In human adrenocortical cells, cinobufagin inhibits the secretion of aldosterone and cortisol. Cinobufagin is able to inhibit the expression of the StAR protein as well as bind the transcription factor SF-1, which normally binds to the promoter for the StAR gene. This results in less StAR protein product and decreased levels of aldosterone and cortisol synthesis. Cinobufagin first binds to a Ca^{2+}/K^{+} plasma membrane ATPase, subsequently inducing the phosphorylation of extracellular signal-regulated kinases (ERK). Phosphorylated ERK then blocks the SF-1 transcription factor from binding to the promoter region of the StAR gene.

Thus, cinobufagin plays important roles in regulation of steroid synthesis and gene expression. It is speculated that cinobufagin may have therapeutic roles in treatment of Cushing's syndrome and heart failure.

=== Immunology ===
In vitro, cinobufagin can stimulate the proliferation of immune cells including splenocytes, peritoneal macrophages, T helper cells and cytotoxic T cells. Additionally cinobufagin can modulate levels of cytokines produced by immune cells. Exposure to cinobufagin increases levels of interferon gamma and tumor necrosis factor alpha while decreasing overall levels of interleukin 4 and interleukin 10.

=== Analgesic properties ===
Cinobufagin has been shown to increase pain threshold levels in mice to thermal and mechanical stimuli. It is thought to trigger increased synthesis of β-END and the up-regulation of the mu opioid receptor in mouse tumor tissue thereby leading to pain relief. β-END binds the mu opioid receptor to cause the analgesic effect.
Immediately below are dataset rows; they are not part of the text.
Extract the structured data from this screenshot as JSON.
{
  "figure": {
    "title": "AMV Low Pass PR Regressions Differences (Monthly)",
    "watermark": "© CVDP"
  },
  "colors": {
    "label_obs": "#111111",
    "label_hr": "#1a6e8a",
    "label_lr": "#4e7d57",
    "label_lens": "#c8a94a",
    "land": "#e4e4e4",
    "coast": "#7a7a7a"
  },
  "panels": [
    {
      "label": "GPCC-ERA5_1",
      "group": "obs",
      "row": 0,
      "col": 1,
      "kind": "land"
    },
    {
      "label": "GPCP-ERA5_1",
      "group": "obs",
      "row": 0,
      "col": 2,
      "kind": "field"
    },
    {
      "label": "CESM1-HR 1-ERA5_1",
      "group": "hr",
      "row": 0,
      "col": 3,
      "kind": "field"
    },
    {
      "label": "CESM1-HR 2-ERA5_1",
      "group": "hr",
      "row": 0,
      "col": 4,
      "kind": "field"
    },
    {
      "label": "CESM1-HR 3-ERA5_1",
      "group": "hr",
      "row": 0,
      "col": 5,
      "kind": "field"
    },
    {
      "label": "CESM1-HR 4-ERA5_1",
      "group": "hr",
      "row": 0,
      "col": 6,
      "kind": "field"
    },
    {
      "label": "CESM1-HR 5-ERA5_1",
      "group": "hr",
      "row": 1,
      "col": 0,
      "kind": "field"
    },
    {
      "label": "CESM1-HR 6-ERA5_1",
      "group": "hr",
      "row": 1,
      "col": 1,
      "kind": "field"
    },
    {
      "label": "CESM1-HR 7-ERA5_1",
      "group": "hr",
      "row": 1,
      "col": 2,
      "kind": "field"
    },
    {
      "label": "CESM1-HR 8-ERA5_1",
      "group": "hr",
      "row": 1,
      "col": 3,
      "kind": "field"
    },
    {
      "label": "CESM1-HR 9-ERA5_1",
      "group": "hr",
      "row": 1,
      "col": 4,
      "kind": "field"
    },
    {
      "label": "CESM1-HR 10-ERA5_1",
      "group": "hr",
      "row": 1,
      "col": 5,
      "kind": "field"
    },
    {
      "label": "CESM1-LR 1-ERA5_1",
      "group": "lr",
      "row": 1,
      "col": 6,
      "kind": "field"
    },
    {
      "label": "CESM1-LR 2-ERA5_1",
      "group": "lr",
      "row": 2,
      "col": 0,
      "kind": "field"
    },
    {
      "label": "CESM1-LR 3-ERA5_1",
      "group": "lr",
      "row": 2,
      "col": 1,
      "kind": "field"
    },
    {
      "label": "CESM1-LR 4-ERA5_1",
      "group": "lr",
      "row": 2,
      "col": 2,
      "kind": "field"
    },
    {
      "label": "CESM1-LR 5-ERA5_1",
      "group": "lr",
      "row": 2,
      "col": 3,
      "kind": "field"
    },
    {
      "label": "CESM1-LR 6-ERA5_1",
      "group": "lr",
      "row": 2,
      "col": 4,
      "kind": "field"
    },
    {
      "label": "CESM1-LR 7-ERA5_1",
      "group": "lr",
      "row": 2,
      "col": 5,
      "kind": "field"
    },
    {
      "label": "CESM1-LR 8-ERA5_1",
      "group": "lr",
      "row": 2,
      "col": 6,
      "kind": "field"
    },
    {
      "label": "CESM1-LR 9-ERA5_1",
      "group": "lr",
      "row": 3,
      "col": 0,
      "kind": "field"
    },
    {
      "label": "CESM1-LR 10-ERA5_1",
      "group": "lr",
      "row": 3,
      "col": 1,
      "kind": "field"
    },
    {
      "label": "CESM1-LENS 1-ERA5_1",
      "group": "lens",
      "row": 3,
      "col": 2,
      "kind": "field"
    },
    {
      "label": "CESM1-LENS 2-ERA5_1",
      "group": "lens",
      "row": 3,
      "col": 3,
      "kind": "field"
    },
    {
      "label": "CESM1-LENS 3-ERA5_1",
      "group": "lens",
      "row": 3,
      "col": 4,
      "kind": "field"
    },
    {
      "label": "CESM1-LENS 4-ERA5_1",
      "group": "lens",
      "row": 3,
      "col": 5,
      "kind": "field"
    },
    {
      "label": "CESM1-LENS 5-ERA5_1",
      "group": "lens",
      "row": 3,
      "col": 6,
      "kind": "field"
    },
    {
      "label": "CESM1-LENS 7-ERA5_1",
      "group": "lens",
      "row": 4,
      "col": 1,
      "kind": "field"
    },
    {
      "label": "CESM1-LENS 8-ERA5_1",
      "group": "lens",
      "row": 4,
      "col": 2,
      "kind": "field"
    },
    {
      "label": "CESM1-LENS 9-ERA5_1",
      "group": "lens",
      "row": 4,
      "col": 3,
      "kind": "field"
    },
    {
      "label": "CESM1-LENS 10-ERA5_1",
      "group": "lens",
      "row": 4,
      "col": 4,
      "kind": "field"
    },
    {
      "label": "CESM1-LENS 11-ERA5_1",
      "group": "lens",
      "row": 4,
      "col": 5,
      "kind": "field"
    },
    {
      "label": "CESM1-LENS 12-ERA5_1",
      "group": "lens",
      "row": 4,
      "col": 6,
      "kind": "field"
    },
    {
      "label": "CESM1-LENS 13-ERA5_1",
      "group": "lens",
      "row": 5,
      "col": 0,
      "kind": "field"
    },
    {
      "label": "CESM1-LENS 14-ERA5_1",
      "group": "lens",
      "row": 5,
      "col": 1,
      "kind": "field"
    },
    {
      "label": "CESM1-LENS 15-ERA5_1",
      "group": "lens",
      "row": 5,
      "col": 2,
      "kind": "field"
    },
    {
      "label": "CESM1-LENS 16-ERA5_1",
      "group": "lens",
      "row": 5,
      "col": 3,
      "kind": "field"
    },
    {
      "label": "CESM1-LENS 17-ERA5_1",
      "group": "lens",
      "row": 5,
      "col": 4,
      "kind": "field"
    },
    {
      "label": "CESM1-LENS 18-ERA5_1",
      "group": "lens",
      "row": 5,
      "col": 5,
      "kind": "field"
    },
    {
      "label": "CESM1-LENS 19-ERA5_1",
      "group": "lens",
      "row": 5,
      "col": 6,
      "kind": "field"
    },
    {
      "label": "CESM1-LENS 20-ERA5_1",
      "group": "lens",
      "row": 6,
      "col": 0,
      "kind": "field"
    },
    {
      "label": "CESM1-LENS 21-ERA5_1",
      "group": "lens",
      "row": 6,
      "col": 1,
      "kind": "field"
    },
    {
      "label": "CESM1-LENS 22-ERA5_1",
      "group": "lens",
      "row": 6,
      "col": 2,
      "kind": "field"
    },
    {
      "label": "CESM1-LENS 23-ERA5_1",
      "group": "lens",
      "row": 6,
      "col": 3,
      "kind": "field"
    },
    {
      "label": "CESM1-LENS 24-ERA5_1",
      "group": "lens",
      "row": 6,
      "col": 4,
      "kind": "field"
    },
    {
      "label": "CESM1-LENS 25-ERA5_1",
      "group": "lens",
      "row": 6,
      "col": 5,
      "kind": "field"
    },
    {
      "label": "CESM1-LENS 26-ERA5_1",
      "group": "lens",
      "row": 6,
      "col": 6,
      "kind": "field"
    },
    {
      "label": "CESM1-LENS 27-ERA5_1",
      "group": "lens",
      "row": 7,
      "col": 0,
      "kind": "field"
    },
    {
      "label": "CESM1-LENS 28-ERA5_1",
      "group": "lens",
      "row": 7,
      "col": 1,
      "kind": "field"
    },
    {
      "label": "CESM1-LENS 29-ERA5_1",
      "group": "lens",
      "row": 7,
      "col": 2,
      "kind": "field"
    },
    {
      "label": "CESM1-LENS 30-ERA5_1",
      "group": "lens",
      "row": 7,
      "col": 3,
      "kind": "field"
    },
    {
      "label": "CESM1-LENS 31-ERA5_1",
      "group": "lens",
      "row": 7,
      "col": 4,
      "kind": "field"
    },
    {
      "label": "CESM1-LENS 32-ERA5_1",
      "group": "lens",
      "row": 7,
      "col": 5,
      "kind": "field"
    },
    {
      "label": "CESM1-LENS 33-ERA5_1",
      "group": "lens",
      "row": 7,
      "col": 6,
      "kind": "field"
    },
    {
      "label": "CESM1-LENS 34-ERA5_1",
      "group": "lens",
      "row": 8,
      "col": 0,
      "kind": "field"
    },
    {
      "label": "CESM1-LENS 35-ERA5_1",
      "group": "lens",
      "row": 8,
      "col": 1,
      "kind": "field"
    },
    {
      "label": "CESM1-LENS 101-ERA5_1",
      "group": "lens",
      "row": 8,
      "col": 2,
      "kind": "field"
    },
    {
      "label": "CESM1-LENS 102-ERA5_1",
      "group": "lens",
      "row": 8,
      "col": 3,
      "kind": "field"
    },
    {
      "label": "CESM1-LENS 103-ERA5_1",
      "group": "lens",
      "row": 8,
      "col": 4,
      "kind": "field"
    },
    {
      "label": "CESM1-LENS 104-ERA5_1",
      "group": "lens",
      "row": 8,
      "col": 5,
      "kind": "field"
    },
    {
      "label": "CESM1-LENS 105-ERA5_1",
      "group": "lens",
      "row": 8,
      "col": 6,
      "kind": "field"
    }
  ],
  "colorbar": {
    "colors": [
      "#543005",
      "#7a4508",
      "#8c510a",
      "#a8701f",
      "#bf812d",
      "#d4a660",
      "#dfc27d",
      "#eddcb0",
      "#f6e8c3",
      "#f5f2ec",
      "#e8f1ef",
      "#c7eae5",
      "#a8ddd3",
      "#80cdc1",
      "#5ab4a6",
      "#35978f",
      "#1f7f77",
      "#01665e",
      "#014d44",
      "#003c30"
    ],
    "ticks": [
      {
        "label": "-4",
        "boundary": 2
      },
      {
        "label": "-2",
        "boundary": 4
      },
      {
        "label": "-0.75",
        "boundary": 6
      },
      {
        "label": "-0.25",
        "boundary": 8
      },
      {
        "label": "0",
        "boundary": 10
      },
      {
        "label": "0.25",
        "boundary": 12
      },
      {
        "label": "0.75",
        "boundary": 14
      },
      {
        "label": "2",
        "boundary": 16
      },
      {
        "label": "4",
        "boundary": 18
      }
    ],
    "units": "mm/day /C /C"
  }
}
=== Interaction with cancer cells and related biochemical pathways ===
C. elegans can catabolize cinobufagin into five distinct metabolites, each of which has been shown to have cytotoxic effects to HeLa cancer cells.

Cinobufagin can induce cell cycle arrest at the G2 and M phases as well as induce apoptosis in osteosarcoma cells. Potentially, cinobufagin could be used to stop proliferation of osteosarcoma cells as well as to induce apoptosis them. At the protein level, cinobufagin treated osteosarcoma cells showed an increase in the Bax and cleaved-PARP apoptotic proteins, while inhibiting the GSK-3β/NF-κB signaling pathway.

With regards to the induction of apoptosis, cinobufagin has been shown to selectively bind K^{+}/Na^{+} ATPases in canine kidney cells to trigger a signaling cascade which leads to caspase dependent pathways for apoptosis. It is through the activation of caspases that Cinobufagin can cause apoptosis.